Whether it is maintaining acceptable stockpiles of personal protective equipment, securing the nation’s borders, implementing a robust testing regimen, properly tracing contacts, overseeing and enforcing quarantine or self-isolation orders, managing and staffing long-term care (LTC) facilities … you name it, we’re not very good at it. ...

The short explanation is: we are bad at logistics because we don’t have to be good at it. The longer explanation probably has something to do with Canada’s somewhat unique geopolitical position.

From the very beginning, one of the more confounding things about COVID-19 has been how variable and often unpredictable its effects have been. This is true of individual cases, but equally so when it comes to outcomes by country. To put it directly, some countries have done much better than others in managing the pandemic, and while some of the correlations are what one might have predicted going into it, a lot of what has happened is very surprising. ...

Here in Canada, we have struggled with both vaccine supply (a federal responsibility) and injections (the provinces’ job). We have acquired just over 700,000 doses, and less than 60 per cent of those doses have made it into Canadian arms. The result is that barely one per cent of Canadians have been vaccinated, and the feds and provinces are each blaming the other for dropping the ball. ...

By some measures, Canada’s income supports for both individuals and businesses have been the most generous in the world. In a nutshell, Canada’s top-line response to the global pandemic has been to print money and hope that it convinces enough people to hunker down until this whole thing goes away. ...

What the pandemic has revealed about the Canadian welfare state is that it is basically little more than a giant insurance scheme.

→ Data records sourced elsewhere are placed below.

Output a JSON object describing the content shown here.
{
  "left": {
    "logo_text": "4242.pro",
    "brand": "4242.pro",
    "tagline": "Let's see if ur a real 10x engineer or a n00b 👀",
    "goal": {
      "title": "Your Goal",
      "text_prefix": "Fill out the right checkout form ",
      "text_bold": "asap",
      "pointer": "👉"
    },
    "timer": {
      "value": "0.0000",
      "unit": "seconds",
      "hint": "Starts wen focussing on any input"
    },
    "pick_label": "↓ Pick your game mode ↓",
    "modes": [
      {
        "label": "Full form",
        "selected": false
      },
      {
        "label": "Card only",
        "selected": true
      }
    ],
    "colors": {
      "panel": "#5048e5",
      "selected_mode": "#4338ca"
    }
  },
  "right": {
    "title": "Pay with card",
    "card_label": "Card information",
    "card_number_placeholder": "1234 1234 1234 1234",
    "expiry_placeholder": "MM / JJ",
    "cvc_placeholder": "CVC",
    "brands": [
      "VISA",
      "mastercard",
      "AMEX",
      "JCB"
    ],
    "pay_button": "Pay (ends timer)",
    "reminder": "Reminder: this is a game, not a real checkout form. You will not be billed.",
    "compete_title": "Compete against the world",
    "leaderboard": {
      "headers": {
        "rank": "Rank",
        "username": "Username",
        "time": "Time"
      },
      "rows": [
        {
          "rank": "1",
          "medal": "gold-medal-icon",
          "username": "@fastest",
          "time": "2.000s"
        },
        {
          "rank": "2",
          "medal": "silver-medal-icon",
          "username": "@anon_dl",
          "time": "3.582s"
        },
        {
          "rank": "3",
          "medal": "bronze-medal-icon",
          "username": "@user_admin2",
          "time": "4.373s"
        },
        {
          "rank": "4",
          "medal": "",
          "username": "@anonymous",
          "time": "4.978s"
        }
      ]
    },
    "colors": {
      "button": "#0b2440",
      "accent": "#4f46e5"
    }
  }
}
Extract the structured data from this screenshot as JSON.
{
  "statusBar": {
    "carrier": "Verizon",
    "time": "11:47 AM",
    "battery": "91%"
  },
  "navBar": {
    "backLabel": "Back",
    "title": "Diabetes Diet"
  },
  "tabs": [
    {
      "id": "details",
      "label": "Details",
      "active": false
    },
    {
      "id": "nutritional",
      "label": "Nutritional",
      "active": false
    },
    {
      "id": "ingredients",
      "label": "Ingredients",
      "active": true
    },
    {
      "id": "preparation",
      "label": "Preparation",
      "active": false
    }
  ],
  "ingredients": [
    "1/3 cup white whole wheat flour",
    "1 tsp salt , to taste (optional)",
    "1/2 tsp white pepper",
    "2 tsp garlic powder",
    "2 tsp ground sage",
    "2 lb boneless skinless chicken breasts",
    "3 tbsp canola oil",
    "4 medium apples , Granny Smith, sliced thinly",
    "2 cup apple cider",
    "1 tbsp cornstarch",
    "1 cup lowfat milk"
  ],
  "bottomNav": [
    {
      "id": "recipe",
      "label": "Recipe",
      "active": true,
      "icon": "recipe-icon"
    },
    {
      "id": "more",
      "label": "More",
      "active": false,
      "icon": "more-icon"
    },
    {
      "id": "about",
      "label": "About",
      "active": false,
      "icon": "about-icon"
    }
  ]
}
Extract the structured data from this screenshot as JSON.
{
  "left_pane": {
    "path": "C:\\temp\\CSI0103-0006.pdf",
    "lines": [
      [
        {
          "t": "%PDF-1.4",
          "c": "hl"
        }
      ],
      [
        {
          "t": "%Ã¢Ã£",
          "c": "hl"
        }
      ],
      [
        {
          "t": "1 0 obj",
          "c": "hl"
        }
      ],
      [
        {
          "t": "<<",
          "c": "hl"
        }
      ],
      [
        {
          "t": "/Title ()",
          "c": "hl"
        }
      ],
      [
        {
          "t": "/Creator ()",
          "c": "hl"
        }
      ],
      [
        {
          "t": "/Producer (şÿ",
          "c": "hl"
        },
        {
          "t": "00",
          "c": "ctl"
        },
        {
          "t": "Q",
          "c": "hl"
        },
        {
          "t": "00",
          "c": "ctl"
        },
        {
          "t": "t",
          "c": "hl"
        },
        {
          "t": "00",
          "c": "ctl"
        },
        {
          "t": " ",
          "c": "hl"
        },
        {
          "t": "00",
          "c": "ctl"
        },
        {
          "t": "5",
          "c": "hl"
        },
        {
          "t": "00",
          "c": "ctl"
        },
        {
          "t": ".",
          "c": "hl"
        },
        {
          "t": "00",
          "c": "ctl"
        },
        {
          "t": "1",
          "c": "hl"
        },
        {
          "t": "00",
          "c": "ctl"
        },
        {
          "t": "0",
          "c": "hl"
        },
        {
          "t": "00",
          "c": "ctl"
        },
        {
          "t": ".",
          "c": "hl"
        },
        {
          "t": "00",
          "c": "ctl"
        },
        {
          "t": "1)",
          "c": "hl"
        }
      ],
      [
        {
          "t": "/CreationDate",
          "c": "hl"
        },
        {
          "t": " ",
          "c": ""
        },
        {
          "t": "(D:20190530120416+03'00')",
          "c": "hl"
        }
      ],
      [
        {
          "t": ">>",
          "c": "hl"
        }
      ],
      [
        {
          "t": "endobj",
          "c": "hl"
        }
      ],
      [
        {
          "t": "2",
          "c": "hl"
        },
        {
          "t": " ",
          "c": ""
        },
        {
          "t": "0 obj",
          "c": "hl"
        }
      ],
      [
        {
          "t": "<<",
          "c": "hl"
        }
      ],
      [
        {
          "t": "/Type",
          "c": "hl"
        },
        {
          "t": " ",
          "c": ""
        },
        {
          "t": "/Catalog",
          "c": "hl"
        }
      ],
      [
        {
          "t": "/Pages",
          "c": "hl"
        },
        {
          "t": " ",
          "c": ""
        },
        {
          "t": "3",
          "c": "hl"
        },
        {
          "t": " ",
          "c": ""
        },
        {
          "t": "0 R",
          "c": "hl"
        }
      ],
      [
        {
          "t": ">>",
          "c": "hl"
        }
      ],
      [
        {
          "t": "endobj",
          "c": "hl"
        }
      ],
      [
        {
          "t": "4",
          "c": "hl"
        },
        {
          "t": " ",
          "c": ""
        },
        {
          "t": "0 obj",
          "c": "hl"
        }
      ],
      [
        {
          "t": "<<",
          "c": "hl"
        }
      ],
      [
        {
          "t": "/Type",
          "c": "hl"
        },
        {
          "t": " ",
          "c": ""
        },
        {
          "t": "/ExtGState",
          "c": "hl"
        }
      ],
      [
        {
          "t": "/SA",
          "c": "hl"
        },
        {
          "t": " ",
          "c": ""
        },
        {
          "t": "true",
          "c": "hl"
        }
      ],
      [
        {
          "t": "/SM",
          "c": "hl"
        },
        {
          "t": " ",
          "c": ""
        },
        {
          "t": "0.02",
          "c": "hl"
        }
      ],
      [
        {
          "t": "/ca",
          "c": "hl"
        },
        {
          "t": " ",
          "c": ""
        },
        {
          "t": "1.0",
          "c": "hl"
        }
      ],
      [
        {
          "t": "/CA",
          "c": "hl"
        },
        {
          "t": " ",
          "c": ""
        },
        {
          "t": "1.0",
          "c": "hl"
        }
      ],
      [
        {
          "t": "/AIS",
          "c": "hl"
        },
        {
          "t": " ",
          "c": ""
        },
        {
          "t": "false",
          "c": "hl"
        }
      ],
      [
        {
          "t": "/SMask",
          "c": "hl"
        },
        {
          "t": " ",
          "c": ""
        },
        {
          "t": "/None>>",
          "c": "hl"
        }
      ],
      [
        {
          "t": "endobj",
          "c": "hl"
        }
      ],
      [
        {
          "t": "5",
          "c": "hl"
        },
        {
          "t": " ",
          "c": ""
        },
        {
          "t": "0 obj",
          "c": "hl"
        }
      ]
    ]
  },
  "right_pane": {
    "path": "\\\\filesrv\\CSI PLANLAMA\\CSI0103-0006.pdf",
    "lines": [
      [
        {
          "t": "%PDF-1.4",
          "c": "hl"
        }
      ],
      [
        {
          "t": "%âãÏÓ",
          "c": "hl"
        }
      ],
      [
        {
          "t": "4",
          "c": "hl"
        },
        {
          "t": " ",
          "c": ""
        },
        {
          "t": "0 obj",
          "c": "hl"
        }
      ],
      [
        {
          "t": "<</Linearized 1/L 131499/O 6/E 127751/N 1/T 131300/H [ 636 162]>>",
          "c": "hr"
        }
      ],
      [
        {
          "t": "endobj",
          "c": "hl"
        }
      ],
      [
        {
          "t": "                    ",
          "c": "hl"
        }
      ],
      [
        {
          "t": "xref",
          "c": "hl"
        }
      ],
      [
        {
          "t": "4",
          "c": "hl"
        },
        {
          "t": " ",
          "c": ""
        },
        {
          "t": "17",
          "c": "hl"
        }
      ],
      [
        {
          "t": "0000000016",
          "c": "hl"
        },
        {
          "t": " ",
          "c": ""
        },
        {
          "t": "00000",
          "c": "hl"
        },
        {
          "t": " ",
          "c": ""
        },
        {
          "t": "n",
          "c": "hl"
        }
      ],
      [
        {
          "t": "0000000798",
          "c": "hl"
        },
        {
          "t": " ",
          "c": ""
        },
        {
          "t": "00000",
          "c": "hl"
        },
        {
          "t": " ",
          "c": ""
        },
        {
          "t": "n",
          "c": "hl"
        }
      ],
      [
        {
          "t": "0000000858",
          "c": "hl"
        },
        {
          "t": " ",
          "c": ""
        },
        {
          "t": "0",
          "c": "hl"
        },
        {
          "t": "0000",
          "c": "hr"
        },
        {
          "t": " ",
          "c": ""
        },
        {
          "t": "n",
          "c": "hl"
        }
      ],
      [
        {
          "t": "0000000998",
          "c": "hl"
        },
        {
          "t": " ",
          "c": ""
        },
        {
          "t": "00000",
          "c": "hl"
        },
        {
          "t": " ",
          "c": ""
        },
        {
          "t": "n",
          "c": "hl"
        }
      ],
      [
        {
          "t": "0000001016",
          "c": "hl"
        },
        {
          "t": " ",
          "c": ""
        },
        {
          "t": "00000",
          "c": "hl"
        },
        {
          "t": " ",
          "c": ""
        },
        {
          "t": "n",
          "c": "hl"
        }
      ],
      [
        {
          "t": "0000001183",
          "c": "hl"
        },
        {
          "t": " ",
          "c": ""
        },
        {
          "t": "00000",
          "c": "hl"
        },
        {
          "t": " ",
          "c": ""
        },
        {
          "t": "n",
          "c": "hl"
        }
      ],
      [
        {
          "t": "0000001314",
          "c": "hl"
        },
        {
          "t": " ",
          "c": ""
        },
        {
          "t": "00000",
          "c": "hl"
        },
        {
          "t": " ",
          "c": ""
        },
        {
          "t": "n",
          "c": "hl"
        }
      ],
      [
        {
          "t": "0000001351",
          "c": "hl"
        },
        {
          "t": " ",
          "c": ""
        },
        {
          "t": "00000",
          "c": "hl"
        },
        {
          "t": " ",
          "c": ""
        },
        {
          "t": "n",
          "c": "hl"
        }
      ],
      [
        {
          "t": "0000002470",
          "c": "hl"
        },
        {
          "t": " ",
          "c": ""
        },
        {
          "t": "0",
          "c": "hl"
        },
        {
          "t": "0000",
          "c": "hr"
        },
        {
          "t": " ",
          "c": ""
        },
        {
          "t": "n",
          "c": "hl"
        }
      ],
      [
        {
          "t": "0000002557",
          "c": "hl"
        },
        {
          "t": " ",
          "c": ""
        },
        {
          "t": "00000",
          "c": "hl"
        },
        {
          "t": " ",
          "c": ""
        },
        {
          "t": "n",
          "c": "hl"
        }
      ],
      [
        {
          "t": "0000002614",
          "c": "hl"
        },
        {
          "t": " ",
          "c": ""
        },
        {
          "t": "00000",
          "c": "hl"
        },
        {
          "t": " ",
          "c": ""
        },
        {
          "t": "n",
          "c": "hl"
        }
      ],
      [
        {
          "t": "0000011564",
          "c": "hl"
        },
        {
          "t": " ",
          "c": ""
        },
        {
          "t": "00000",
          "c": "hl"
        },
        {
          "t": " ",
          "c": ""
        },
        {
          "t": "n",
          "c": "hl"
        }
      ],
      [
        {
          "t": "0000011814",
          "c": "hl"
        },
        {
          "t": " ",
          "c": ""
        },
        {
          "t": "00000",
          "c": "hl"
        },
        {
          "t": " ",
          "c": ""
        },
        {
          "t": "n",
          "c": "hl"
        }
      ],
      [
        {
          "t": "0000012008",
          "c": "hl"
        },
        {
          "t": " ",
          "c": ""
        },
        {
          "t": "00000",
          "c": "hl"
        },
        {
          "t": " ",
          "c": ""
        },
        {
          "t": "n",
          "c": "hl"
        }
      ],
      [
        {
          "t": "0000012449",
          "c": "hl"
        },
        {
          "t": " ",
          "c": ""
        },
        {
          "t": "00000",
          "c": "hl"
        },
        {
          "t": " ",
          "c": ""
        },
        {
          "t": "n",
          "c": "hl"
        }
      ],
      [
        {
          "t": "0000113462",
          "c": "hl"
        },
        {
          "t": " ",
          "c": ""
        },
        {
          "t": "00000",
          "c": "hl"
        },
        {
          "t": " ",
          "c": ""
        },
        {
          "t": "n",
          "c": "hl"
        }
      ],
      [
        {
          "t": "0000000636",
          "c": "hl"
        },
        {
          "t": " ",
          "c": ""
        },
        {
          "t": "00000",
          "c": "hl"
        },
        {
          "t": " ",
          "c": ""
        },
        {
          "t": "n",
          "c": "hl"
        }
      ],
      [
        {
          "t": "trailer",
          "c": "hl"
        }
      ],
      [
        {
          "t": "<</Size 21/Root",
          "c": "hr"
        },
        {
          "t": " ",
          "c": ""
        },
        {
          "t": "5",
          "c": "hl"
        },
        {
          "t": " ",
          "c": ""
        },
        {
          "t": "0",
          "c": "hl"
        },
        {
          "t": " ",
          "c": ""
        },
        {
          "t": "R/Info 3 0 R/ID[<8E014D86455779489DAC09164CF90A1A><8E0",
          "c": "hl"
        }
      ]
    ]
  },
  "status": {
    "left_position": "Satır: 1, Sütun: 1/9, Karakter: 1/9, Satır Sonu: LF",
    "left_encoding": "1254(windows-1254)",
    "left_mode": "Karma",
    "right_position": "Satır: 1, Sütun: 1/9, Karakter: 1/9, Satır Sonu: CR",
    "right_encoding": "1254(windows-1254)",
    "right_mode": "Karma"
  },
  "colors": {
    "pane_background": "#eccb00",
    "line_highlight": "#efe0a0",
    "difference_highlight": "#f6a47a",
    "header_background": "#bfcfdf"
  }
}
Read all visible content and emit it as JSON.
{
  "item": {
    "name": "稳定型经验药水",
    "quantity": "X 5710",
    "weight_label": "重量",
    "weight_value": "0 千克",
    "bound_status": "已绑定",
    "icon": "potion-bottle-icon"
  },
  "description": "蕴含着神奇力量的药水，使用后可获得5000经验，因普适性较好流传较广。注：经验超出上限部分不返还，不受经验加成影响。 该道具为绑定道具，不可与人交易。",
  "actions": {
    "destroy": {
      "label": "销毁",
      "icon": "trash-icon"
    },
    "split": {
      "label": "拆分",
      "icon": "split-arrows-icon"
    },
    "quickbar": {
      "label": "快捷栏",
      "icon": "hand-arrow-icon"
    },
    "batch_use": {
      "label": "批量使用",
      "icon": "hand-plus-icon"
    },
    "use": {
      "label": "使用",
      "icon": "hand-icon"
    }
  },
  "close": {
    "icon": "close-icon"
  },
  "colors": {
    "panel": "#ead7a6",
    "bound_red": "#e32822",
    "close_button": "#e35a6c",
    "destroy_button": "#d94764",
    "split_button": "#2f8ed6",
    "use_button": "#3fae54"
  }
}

The global geopolitical lottery has made us rich, and we are able to use that wealth to insure ourselves against enormous losses. But what we don’t seem inclined to do is take the steps that would protect Canadians from those losses in the first place.

And that may be because we don’t have any major security concerns to worry about, domestically or abroad. It’s a peaceable kingdom, and we stopped caring about our security and self-defence in 1940, when we handed that over to to the Americans.

Which is probably a big reason why we aren’t any good at logistics. We don’t have to be, because someone else pretty much takes care of it for us.

 

Canadians simply want others to take care of them and foot their bills.

Socialism tends to create that sort of moral and physical laziness.